'New Urbanism' - Close to bus stop, far from happy
May 11, 2004
It is either a classic case of NIMFY syndrome - "not in my front yard" - or the legitimate concerns of home buyers who feel betrayed.
A number of families purchasing new homes on East 29th Avenue in the redeveloped Stapleton community are angered by plans to put an RTD bus route along the parkway.
East 29th buyers Nathan and Ruth WoodliffStanley recently were horrified to find a huge concrete bus-stop pad in front of their new house, only 7 1/2 feet from their porch stoop.
"It completely destroys our privacy," Nathan Woodliff-Stanley said. "If this bus stop is not removed from this block, we will not close on the house."
The couple had planned to close on the purchase next month. Their home is about a mile east of Quebec Street.
The squabble over the bus route is an ironic twist on the planning ethic called "new urbanism" at Stapleton.
It is a throwback to pedestrian-oriented neighborhoods in America's older cities, where homes and front porches sit close to the sidewalk and street, and pedestrian, bicycle and mass-transit mobility is encouraged.
Within 15 years, Stapleton expects to have 30,000 residents.
On Friday, as workers sprayed pale yellow paint on the couple's house, Ruth Woodliff-Stanley said she is not trying to foist the bus stop onto a neighbor's lot.
"This is not a reasonable design for houses with front porches and virtually no setback," she said of the 10 1/2-foot by 32-foot concrete pad.
Officials with the Regional Transportation District and Forest City Stapleton, master developer of the old airport site, agree that the bus pad in front of the Woodliff-Stanleys' house was mistakenly poured too large.
Some of the concrete will be removed.
But there are no plans to move the bus stop, or meet the demand of some residents that the bus route be removed from the residential stretch of East 29th Avenue.
The Woodliff-Stanleys and others buying on the parkway say builders never informed them that the street, with only one traffic lane in each direction, was getting buses and stops with benches and trash cans only a few feet from their porches.

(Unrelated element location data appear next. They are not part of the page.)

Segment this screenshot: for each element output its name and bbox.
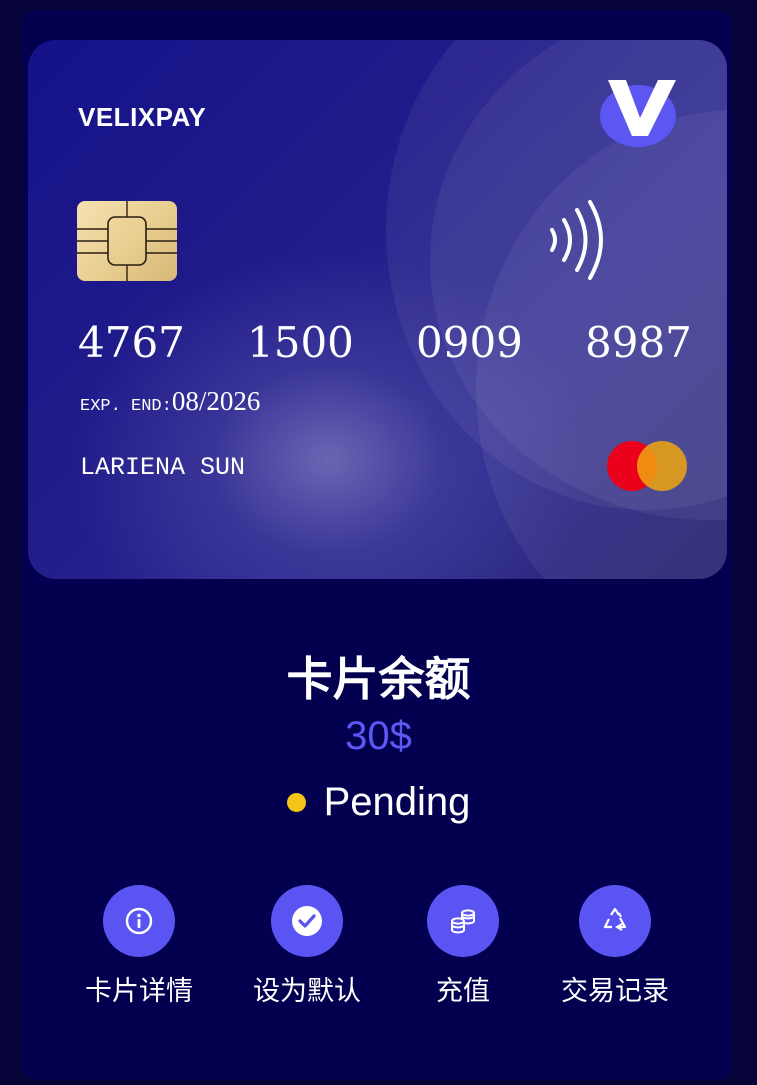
transactions-label: 交易记录	[561, 976, 669, 1007]
balance-title: 卡片余额	[286, 652, 471, 706]
coins-icon	[451, 909, 475, 934]
recycle-icon	[603, 907, 627, 931]
top-up-button[interactable]	[427, 885, 499, 957]
card-details-button[interactable]	[103, 885, 175, 957]
card-details-action[interactable]: 卡片详情	[69, 885, 209, 1008]
info-icon	[125, 907, 153, 935]
card-details-label: 卡片详情	[85, 976, 193, 1007]
check-icon	[292, 906, 322, 936]
card-number-group-3: 0909	[416, 318, 523, 367]
card-status: Pending	[0, 780, 757, 825]
expiry-label: EXP. END:	[80, 397, 172, 416]
expiry-value: 08/2026	[171, 386, 261, 416]
top-up-label: 充值	[436, 976, 490, 1007]
set-default-button[interactable]	[271, 885, 343, 957]
expiry: EXP. END:08/2026	[80, 386, 260, 417]
mastercard-logo-icon	[607, 441, 687, 491]
velixpay-logo-icon	[600, 80, 676, 147]
transactions-action[interactable]: 交易记录	[545, 885, 685, 1008]
status-text: Pending	[323, 780, 471, 824]
card-number-group-4: 8987	[585, 318, 692, 367]
card-holder-name: LARIENA SUN	[80, 453, 246, 482]
card-number-group-1: 4767	[78, 318, 185, 367]
transactions-button[interactable]	[579, 885, 651, 957]
brand-name: VELIXPAY	[78, 102, 207, 132]
set-default-action[interactable]: 设为默认	[237, 885, 377, 1008]
card-number-group-2: 1500	[247, 318, 354, 367]
chip-icon	[77, 201, 177, 281]
set-default-label: 设为默认	[253, 976, 361, 1007]
top-up-action[interactable]: 充值	[393, 885, 533, 1008]
status-dot-icon	[286, 792, 306, 812]
balance-value: 30$	[345, 714, 412, 758]
contactless-icon	[550, 200, 603, 280]
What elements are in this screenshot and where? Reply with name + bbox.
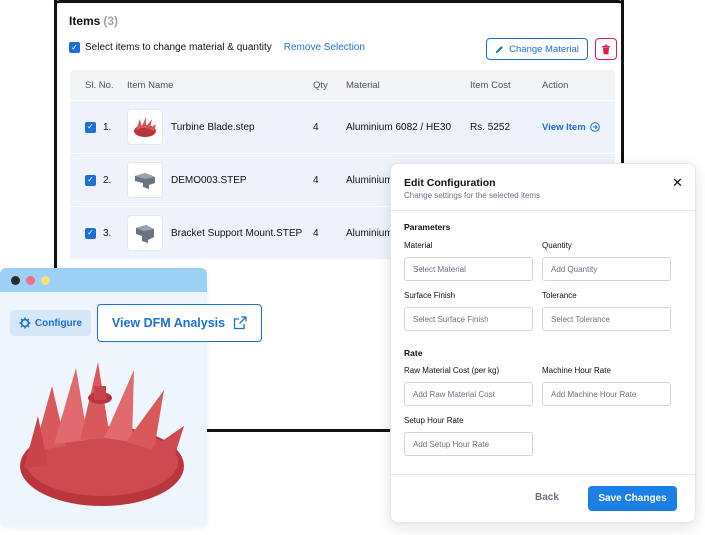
machine-hour-rate-label: Machine Hour Rate: [542, 366, 611, 375]
table-row: ✓ 1. Turbine Blade.step 4 Aluminium 6082…: [70, 100, 615, 153]
raw-material-cost-field[interactable]: [404, 382, 533, 406]
window-maximize-dot[interactable]: [41, 275, 50, 285]
parameters-heading: Parameters: [404, 222, 451, 232]
preview-title-bar: [0, 268, 207, 292]
header-qty: Qty: [313, 79, 328, 91]
trash-icon: [602, 44, 610, 54]
part-thumbnail-icon: [135, 173, 155, 189]
select-items-row: ✓ Select items to change material & quan…: [69, 42, 365, 53]
modal-divider: [391, 210, 695, 211]
turbine-thumbnail-icon: [134, 117, 156, 137]
row-item-name: Bracket Support Mount.STEP: [171, 227, 303, 239]
row-number: 2.: [103, 174, 112, 186]
header-item-cost: Item Cost: [470, 79, 511, 91]
modal-title: Edit Configuration: [404, 177, 496, 189]
tolerance-select[interactable]: [542, 307, 671, 331]
row-action-cell: View Item: [542, 122, 615, 133]
modal-footer-divider: [391, 474, 695, 475]
item-thumbnail: [127, 162, 163, 198]
header-sl-no: Sl. No.: [85, 79, 114, 91]
select-all-checkbox[interactable]: ✓: [69, 42, 80, 53]
row-sl-cell: ✓ 1.: [70, 121, 127, 133]
row-qty: 4: [313, 121, 319, 133]
edit-configuration-modal: Edit Configuration Change settings for t…: [390, 163, 696, 523]
item-thumbnail: [127, 109, 163, 145]
row-cost: Rs. 5252: [470, 121, 511, 133]
setup-hour-rate-field[interactable]: [404, 432, 533, 456]
delete-button[interactable]: [595, 38, 617, 60]
row-name-cell: Bracket Support Mount.STEP: [127, 215, 313, 251]
turbine-model-view[interactable]: [14, 356, 194, 516]
material-select[interactable]: [404, 257, 533, 281]
row-material: Aluminium 6082 / HE30: [346, 121, 452, 133]
row-qty: 4: [313, 174, 319, 186]
surface-finish-select[interactable]: [404, 307, 533, 331]
raw-material-cost-label: Raw Material Cost (per kg): [404, 366, 500, 375]
view-item-label: View Item: [542, 121, 586, 133]
row-qty: 4: [313, 227, 319, 239]
configure-label: Configure: [34, 317, 83, 329]
row-item-name: Turbine Blade.step: [171, 121, 255, 133]
remove-selection-link[interactable]: Remove Selection: [284, 42, 365, 53]
arrow-circle-right-icon: [589, 122, 600, 132]
row-checkbox[interactable]: ✓: [85, 174, 96, 186]
select-items-label: Select items to change material & quanti…: [85, 42, 272, 53]
window-minimize-dot[interactable]: [26, 275, 35, 285]
material-label: Material: [404, 241, 433, 250]
row-name-cell: Turbine Blade.step: [127, 109, 313, 145]
row-checkbox[interactable]: ✓: [85, 227, 96, 239]
item-thumbnail: [127, 215, 163, 251]
row-number: 3.: [103, 227, 112, 239]
quantity-field[interactable]: [542, 257, 671, 281]
header-item-name: Item Name: [127, 79, 174, 91]
row-name-cell: DEMO003.STEP: [127, 162, 313, 198]
change-material-button[interactable]: Change Material: [486, 38, 588, 60]
bracket-thumbnail-icon: [136, 225, 154, 243]
save-changes-button[interactable]: Save Changes: [588, 486, 677, 511]
dfm-label: View DFM Analysis: [111, 316, 226, 330]
external-link-icon: [233, 316, 247, 330]
row-number: 1.: [103, 121, 112, 133]
row-item-name: DEMO003.STEP: [171, 174, 247, 186]
pencil-icon: [496, 45, 503, 53]
window-close-dot[interactable]: [11, 275, 20, 285]
close-icon[interactable]: ✕: [672, 175, 683, 191]
modal-subtitle: Change settings for the selected items: [404, 191, 541, 200]
rate-heading: Rate: [404, 348, 423, 358]
quantity-label: Quantity: [542, 241, 572, 250]
table-header: Sl. No. Item Name Qty Material Item Cost…: [70, 70, 615, 100]
view-item-link[interactable]: View Item: [542, 122, 615, 133]
gear-icon: [19, 317, 31, 329]
header-action: Action: [542, 79, 569, 91]
header-material: Material: [346, 79, 380, 91]
items-count: (3): [103, 14, 119, 28]
surface-finish-label: Surface Finish: [404, 291, 456, 300]
items-title-text: Items: [69, 14, 101, 28]
row-sl-cell: ✓ 3.: [70, 227, 127, 239]
row-sl-cell: ✓ 2.: [70, 174, 127, 186]
change-material-label: Change Material: [509, 43, 579, 55]
machine-hour-rate-field[interactable]: [542, 382, 671, 406]
configure-button[interactable]: Configure: [10, 310, 91, 336]
row-checkbox[interactable]: ✓: [85, 121, 96, 133]
tolerance-label: Tolerance: [542, 291, 577, 300]
items-title: Items (3): [69, 14, 118, 28]
setup-hour-rate-label: Setup Hour Rate: [404, 416, 464, 425]
back-button[interactable]: Back: [535, 492, 559, 503]
view-dfm-analysis-button[interactable]: View DFM Analysis: [97, 304, 262, 342]
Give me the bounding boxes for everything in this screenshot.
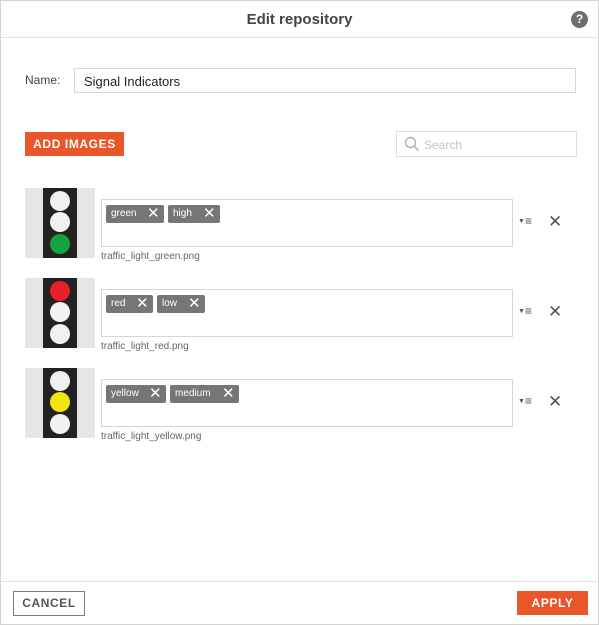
lamp-bottom xyxy=(50,324,70,344)
lamp-middle xyxy=(50,302,70,322)
dialog-header: Edit repository ? xyxy=(1,1,598,38)
edit-repository-dialog: Edit repository ? Name: Signal Indicator… xyxy=(0,0,599,625)
name-input-value: Signal Indicators xyxy=(84,74,181,89)
image-row: red ✕ low ✕ traffic_light_red.png ▼≡ ✕ xyxy=(25,278,585,358)
tag-remove-icon[interactable]: ✕ xyxy=(147,205,160,222)
image-filename: traffic_light_green.png xyxy=(101,251,200,262)
image-thumbnail[interactable] xyxy=(25,188,95,258)
tag-input[interactable]: yellow ✕ medium ✕ xyxy=(101,379,513,427)
help-icon[interactable]: ? xyxy=(571,11,588,28)
tag-label: medium xyxy=(175,388,211,399)
lamp-top xyxy=(50,191,70,211)
tag-remove-icon[interactable]: ✕ xyxy=(149,385,162,402)
tag-label: green xyxy=(111,208,137,219)
dropdown-arrow-icon: ▼ xyxy=(518,308,525,315)
lamp-top xyxy=(50,281,70,301)
tag-remove-icon[interactable]: ✕ xyxy=(222,385,235,402)
lamp-bottom xyxy=(50,234,70,254)
image-filename: traffic_light_yellow.png xyxy=(101,431,202,442)
tag-chip: green ✕ xyxy=(106,205,164,223)
search-input[interactable]: Search xyxy=(396,131,577,157)
tag-menu-icon[interactable]: ▼≡ xyxy=(518,304,532,318)
delete-image-icon[interactable]: ✕ xyxy=(548,393,562,410)
search-placeholder: Search xyxy=(424,138,463,152)
name-label: Name: xyxy=(25,73,61,87)
dropdown-arrow-icon: ▼ xyxy=(518,218,525,225)
tag-label: high xyxy=(173,208,192,219)
tag-chip: low ✕ xyxy=(157,295,205,313)
delete-image-icon[interactable]: ✕ xyxy=(548,303,562,320)
tag-label: red xyxy=(111,298,126,309)
dialog-footer: CANCEL APPLY xyxy=(1,581,598,625)
lamp-bottom xyxy=(50,414,70,434)
tag-remove-icon[interactable]: ✕ xyxy=(188,295,201,312)
search-icon xyxy=(404,136,420,152)
image-row: green ✕ high ✕ traffic_light_green.png ▼… xyxy=(25,188,585,268)
tag-menu-icon[interactable]: ▼≡ xyxy=(518,214,532,228)
list-icon: ≡ xyxy=(524,304,532,318)
image-filename: traffic_light_red.png xyxy=(101,341,189,352)
tag-label: low xyxy=(162,298,178,309)
tag-chip: red ✕ xyxy=(106,295,153,313)
list-icon: ≡ xyxy=(524,394,532,408)
tag-remove-icon[interactable]: ✕ xyxy=(136,295,149,312)
add-images-button[interactable]: ADD IMAGES xyxy=(25,132,124,156)
apply-button[interactable]: APPLY xyxy=(517,591,588,615)
lamp-middle xyxy=(50,392,70,412)
tag-input[interactable]: green ✕ high ✕ xyxy=(101,199,513,247)
delete-image-icon[interactable]: ✕ xyxy=(548,213,562,230)
tag-remove-icon[interactable]: ✕ xyxy=(203,205,216,222)
image-row: yellow ✕ medium ✕ traffic_light_yellow.p… xyxy=(25,368,585,448)
lamp-middle xyxy=(50,212,70,232)
image-thumbnail[interactable] xyxy=(25,368,95,438)
lamp-top xyxy=(50,371,70,391)
dropdown-arrow-icon: ▼ xyxy=(518,398,525,405)
image-thumbnail[interactable] xyxy=(25,278,95,348)
tag-chip: yellow ✕ xyxy=(106,385,166,403)
tag-label: yellow xyxy=(111,388,139,399)
tag-menu-icon[interactable]: ▼≡ xyxy=(518,394,532,408)
dialog-title: Edit repository xyxy=(246,11,353,28)
tag-input[interactable]: red ✕ low ✕ xyxy=(101,289,513,337)
list-icon: ≡ xyxy=(524,214,532,228)
name-input[interactable]: Signal Indicators xyxy=(74,68,576,93)
cancel-button[interactable]: CANCEL xyxy=(13,591,85,616)
tag-chip: medium ✕ xyxy=(170,385,239,403)
tag-chip: high ✕ xyxy=(168,205,220,223)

So far, at least four bus stops have been poured in the corridor, and more are planned.
Keith Frana moved into his duplex on East 29th in June and also wasn't happy when a stop was constructed near his front door.
Frana has a trash receptacle, anchored to the bus-stop pad, close to his front stairs. On Friday it was filled with bags of dog waste. He said his builder never told him about the bus route or stop. He plans to sell the house.
RTD made the decisions about which streets will get bus routes and stops, and all home builders at Stapleton were informed about the bus plan, Forest City spokesman Tom Gleason said.
Yet Parkwood Homes, builder of four houses in the 9000 block of East 29th Avenue, did not pass bus-route information on to prospective buyers, say families buying on the block.
"We love the neighborhood and love the house," said Terrell Johnson, whose family moved into its home next door to the Woodliff-Stanleys' about a month ago. "We were never informed by Parkwood of the bus route or stop."
Mark and Trisha Hanson are in the process of buying a brick Georgian-style home three doors east of Johnson's house.
When asked what he and his wife will do if the bus route stays on the parkway, Mark Hanson says, "Right now, we are leaning toward walking away."
Parkwood officials could not be reached for comment on residents' claims that they were never informed of the bus route.
But Peter Simons, division president of Beazer Homes, another builder of custom houses on East 29th, acknowledged that Forest City told his company about plans for the bus route, and that the information never got to buyers.
Some buyers on East 29th say the east-west bus route should be moved three blocks north to Martin Luther King Boulevard once it is extended through the Stapleton site.
MLK will be a four-lane arterial and better designed to support bus service, Mark Hanson said.
RTD's bus-service plan for Stapleton won't start "for at least three years, so we have plenty of time to work out any issues," RTD spokesman Scott Reed said.
RTD's board of directors has to approve all new routes "and the public is involved in that process," Reed said.